Dans sa déclaration, le Dr Iloko Boussiengui, arrivé cinquième à la présidentielle et désormais positionné comme figure de rassemblement, a opposé une fin de non-recevoir à ces accusations. Il a rappelé que l’élection avait été saluée pour sa transparence et sa crédibilité, et que le peuple gabonais avait fait un choix massif, clair et sans équivoque en faveur d’Oligui Nguema. Il a qualifié les allégations de crise politico-juridique de « dérives » motivées par la frustration et l’incapacité à accepter la volonté populaire.

1746267290919

« Soyons clairs, il n’existe aucun imbroglio politico-judiciaire au Gabon.
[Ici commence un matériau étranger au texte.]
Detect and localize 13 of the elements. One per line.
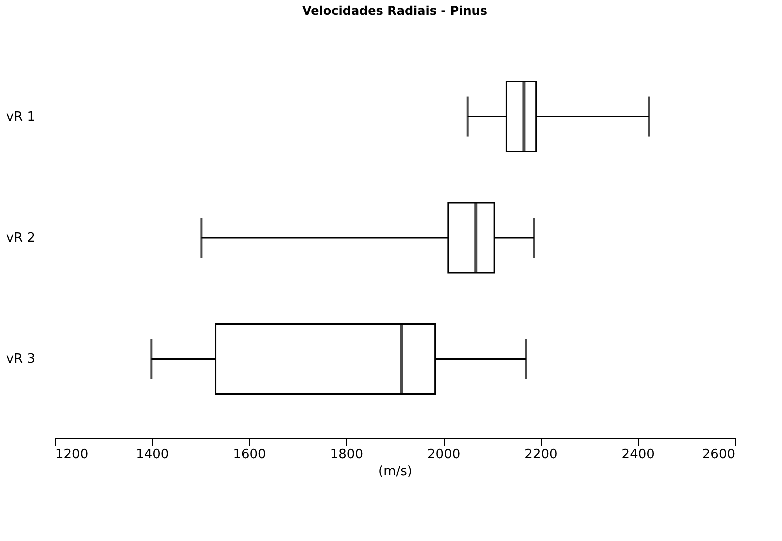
x-axis-title: (m/s) — [378, 464, 412, 480]
x-tick-label: 1600 — [233, 448, 266, 462]
x-tick-label: 1400 — [136, 448, 170, 462]
x-tick-label: 2600 — [702, 448, 736, 462]
x-tick-label: 2200 — [524, 448, 558, 462]
chart-title: Velocidades Radiais - Pinus — [302, 4, 488, 18]
y-tick-label: vR 2 — [6, 231, 36, 246]
x-tick-label: 2400 — [622, 448, 655, 462]
x-tick-label: 1200 — [56, 448, 89, 462]
y-tick-label: vR 3 — [6, 352, 36, 368]
x-tick-label: 2000 — [428, 448, 461, 462]
y-tick-label: vR 1 — [6, 110, 36, 125]
x-tick-label: 1800 — [330, 448, 364, 462]
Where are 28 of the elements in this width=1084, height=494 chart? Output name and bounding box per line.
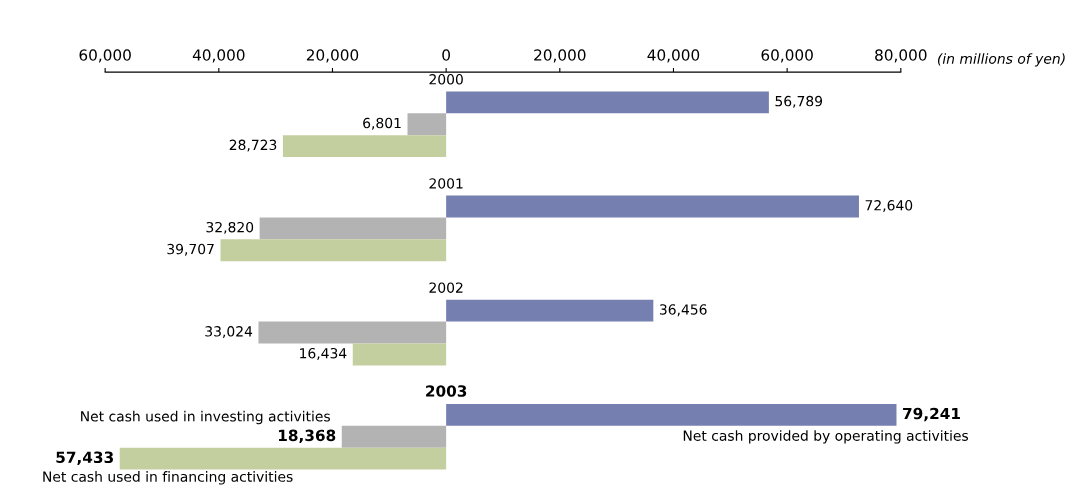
series-label: Net cash used in financing activities (43, 471, 293, 485)
data-label: 18,368 (278, 429, 336, 444)
data-label: 56,789 (775, 95, 823, 108)
x-axis-title: (in millions of yen) (937, 53, 1065, 67)
y-tick-label: 2002 (429, 282, 463, 293)
x-tick-label: 80,000 (875, 49, 927, 63)
x-tick-label: 20,000 (534, 49, 586, 63)
x-tick-label: 0 (442, 49, 450, 61)
data-label: 32,820 (206, 221, 254, 234)
x-tick-label: 40,000 (192, 49, 245, 63)
x-tick-label: 40,000 (647, 49, 700, 63)
x-tick-label: 20,000 (306, 49, 359, 63)
data-label: 79,241 (903, 407, 960, 422)
y-tick-label: 2003 (426, 385, 467, 397)
data-label: 6,801 (363, 117, 401, 130)
y-tick-label: 2001 (429, 178, 463, 189)
series-label: Net cash provided by operating activities (683, 430, 969, 444)
data-label: 57,433 (56, 451, 113, 465)
data-label: 39,707 (167, 243, 214, 256)
series-label: Net cash used in investing activities (81, 410, 330, 425)
data-label: 16,434 (300, 347, 347, 360)
data-label: 72,640 (865, 200, 913, 212)
data-label: 33,024 (205, 326, 253, 339)
data-label: 28,723 (229, 139, 277, 152)
data-label: 36,456 (659, 304, 707, 317)
x-tick-label: 60,000 (79, 49, 131, 63)
x-tick-label: 60,000 (761, 49, 813, 63)
y-tick-label: 2000 (429, 74, 463, 85)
Ce que certains s’évertuent à présenter comme une crise n’est que l’écho de leur propre frustration politique et de leur incapacité à accepter sereinement la volonté du peuple souverain », a-t-il martelé.

 

Le Dr Iloko a également dénoncé le refus d’Alain-Claude Bilie-By-Nze d’assumer la fonction de chef de l’opposition, rôle institutionnellement attribué au candidat arrivé en deuxième position, y voyant une « désinvolture institutionnelle » qui fragilise l’équilibre démocratique en construction.

 

Un appel à l’unité et à la maturité politique

 

Au-delà de la polémique, la déclaration du Dr Iloko Boussiengui se veut un appel à la responsabilité, à la loyauté républicaine et au dépassement des clivages. Il a salué la maturité du peuple gabonais, la mobilisation des forces vives de la nation, et a invité l’ensemble de la classe politique à « faire preuve de hauteur et de patriotisme » à l’heure où le pays s’apprête à tourner la page du système Bongo et à entrer officiellement dans la Cinquième République.

 

L’investiture de Brice Clotaire Oligui Nguema, prévue ce samedi 3 mai à Libreville, sera marquée par la présence de nombreux chefs d’État africains, témoignant du regain d’intérêt diplomatique pour le Gabon et de la volonté du nouveau régime de s’ouvrir à la communauté internationale.

 

 Entre rupture et continuité, un enjeu de légitimité

 

La sortie du Dr Iloko Boussiengui illustre la fracture profonde qui traverse la classe politique gabonaise à l’issue de cette transition. D’un côté, les partisans du nouveau pouvoir, portés par l’espoir d’un renouveau institutionnel et d’une stabilité retrouvée. De l’autre, les nostalgiques du régime Bongo et les opposants qui dénoncent une confiscation du pouvoir sous couvert de réforme.

 

Si la nouvelle Constitution et la victoire écrasante d’Oligui Nguema semblent clore un chapitre, la question de la légitimité démocratique reste posée, tant le score du vainqueur et l’absence d’une opposition structurée interrogent sur la vitalité du pluralisme politique au Gabon. La capacité du nouveau régime à organiser des élections législatives ouvertes et à garantir l’alternance sera le véritable test de cette « renaissance politique » saluée par le Dr Iloko Boussiengui.

 

En attendant, l’heure est à la célébration d’une investiture inédite, porteuse d’espérance pour une nation en quête de réconciliation et de stabilité.